Их слова звучат в контексте отказа от пребывания в стране, если аэропорт в Кабуле не будет надежно защищен. Следовательно, страна, которая отвечает за его защиту, усиливает свою роль в афганских делах, а другие акторы попадают в некую зависимость. Турция фактически будет знать, кто прибыл в Афганистан, в каком количестве, и, как следствие, понимать цели каждого рейса в кабульский аэропорт. Де-факто Анкара при содействии США усилила свое влияние в Афганистане. Кабульский аэропорт — это очень важный объект. Мы видим процесс сдачи ответственности со стороны США своим партнерам в регионе. Ранее я назвал это политикой подряда. Американцы находят в лице своих партнеров подрядчиков и отдают им ответственность за разные сферы афганской политики и экономики.
У Анкары сложная дипломатия. С одной стороны, турки в плотном союзе с Пакистаном, с другой — это член НАТО и союзник США.
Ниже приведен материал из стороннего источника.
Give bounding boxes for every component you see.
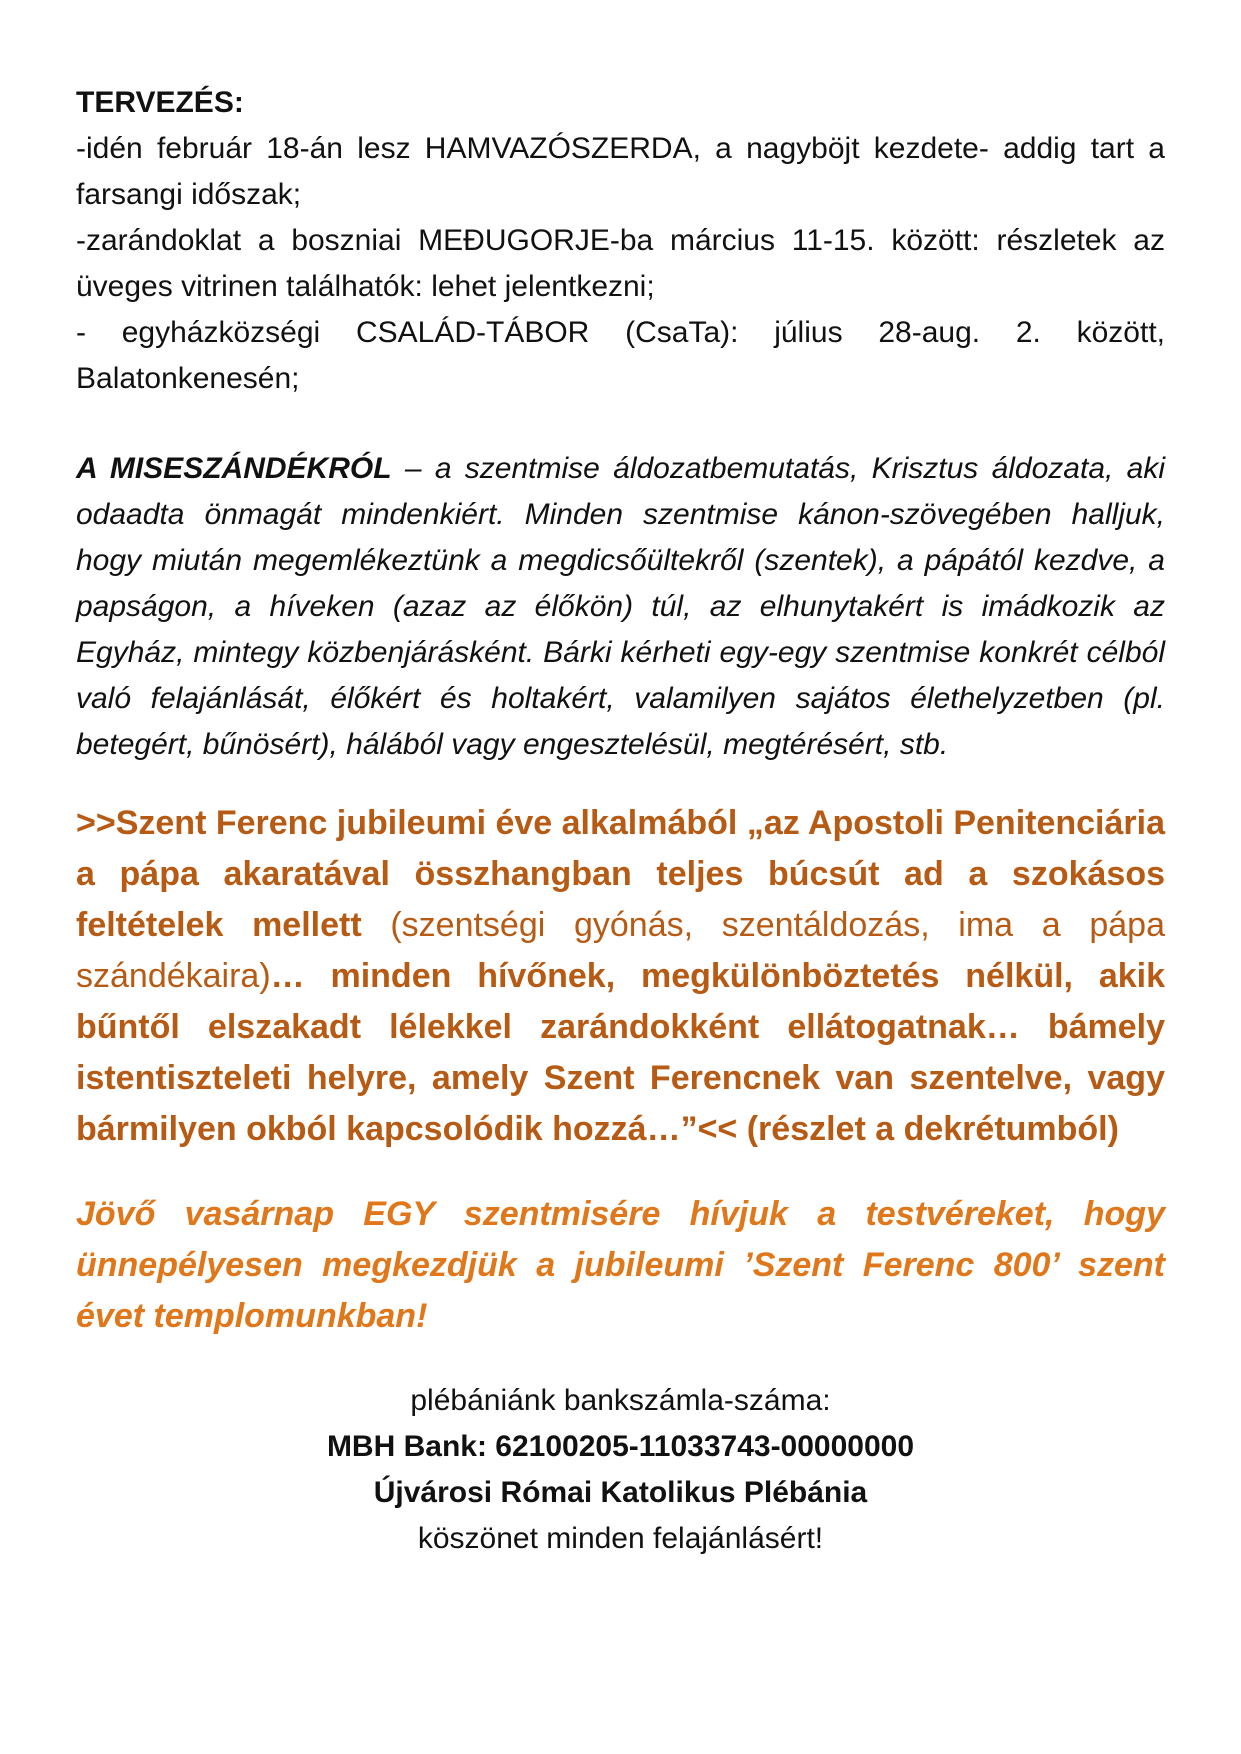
sunday-invitation: Jövő vasárnap EGY szentmisére hívjuk a testvéreket, hogy ünnepélyesen megkezdjük a jubileumi ’Szent Ferenc 800’ szent évet templomunkban! [76, 1195, 1165, 1335]
thanks-line: köszönet minden felajánlásért! [417, 1522, 824, 1555]
jubilee-text-conditions: (szentségi gyónás, szentáldozás, ima a pápa szándékaira) [76, 906, 1165, 995]
planning-item-family-camp: - egyházközségi CSALÁD-TÁBOR (CsaTa): július 28-aug. 2. között, Balatonkenesén; [76, 316, 1165, 395]
bank-details [76, 1378, 1165, 1562]
jubilee-indulgence-paragraph [76, 798, 1165, 1155]
jubilee-text-part3: … minden hívőnek, megkülönböztetés nélkül, akik bűntől elszakadt lélekkel zarándokként ellátogatnak… bámely istentiszteleti helyre, amely Szent Ferencnek van szentelve, vagy bármilyen okból kapcsolódik hozzá…”<< (részlet a dekrétumból) [76, 957, 1165, 1148]
mass-intentions-paragraph [76, 446, 1165, 768]
planning-item-pilgrimage: -zarándoklat a boszniai MEĐUGORJE-ba március 11-15. között: részletek az üveges vitrinen találhatók: lehet jelentkezni; [76, 224, 1165, 303]
bulletin-page [76, 80, 1165, 1562]
jubilee-text-part1: >>Szent Ferenc jubileumi éve alkalmából „az Apostoli Penitenciária a pápa akaratával összhangban teljes búcsút ad a szokásos feltételek mellett [76, 804, 1165, 944]
account-holder: Újvárosi Római Katolikus Plébánia [373, 1476, 868, 1509]
mass-intentions-text: – a szentmise áldozatbemutatás, Krisztus áldozata, aki odaadta önmagát mindenkiért. Minden szentmise kánon-szövegében halljuk, hogy miután megemlékeztünk a megdicsőültekről (szentek), a pápától kezdve, a papságon, a híveken (azaz az élőkön) túl, az elhunytakért is imádkozik az Egyház, mintegy közbenjárásként. Bárki kérheti egy-egy szentmise konkrét célból való felajánlását, élőkért és holtakért, valamilyen sajátos élethelyzetben (pl. betegért, bűnösért), hálából vagy engesztelésül, megtérésért, stb. [76, 452, 1165, 761]
bank-account-number: MBH Bank: 62100205-11033743-00000000 [326, 1430, 915, 1463]
planning-item-ash-wednesday: -idén február 18-án lesz HAMVAZÓSZERDA, a nagyböjt kezdete- addig tart a farsangi időszak; [76, 132, 1165, 211]
mass-intentions-heading: A MISESZÁNDÉKRÓL [76, 452, 392, 485]
planning-section [76, 80, 1165, 402]
bank-label: plébániánk bankszámla-száma: [410, 1384, 831, 1417]
planning-heading: TERVEZÉS: [76, 86, 244, 119]
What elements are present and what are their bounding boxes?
— После отстранения американцами талибов от власти в Афганистане в десятки раз выросло производство наркотиков. Можно ли ожидать жесткой борьбы талибов с производством наркотиков и уменьшения наркотрафика в случае установления их контроля над всей территорией страны?
— Не думаю. Наоборот, талибы продолжат ту же самую линию. Неизбежна смена держателей производства. Талибы точно так же будут выращивать и экспортировать наркотики. Это тоже большой миф, что талибы против наркобизнеса. В Афганистане вы вряд ли найдете людей, кто реально выступит против этого.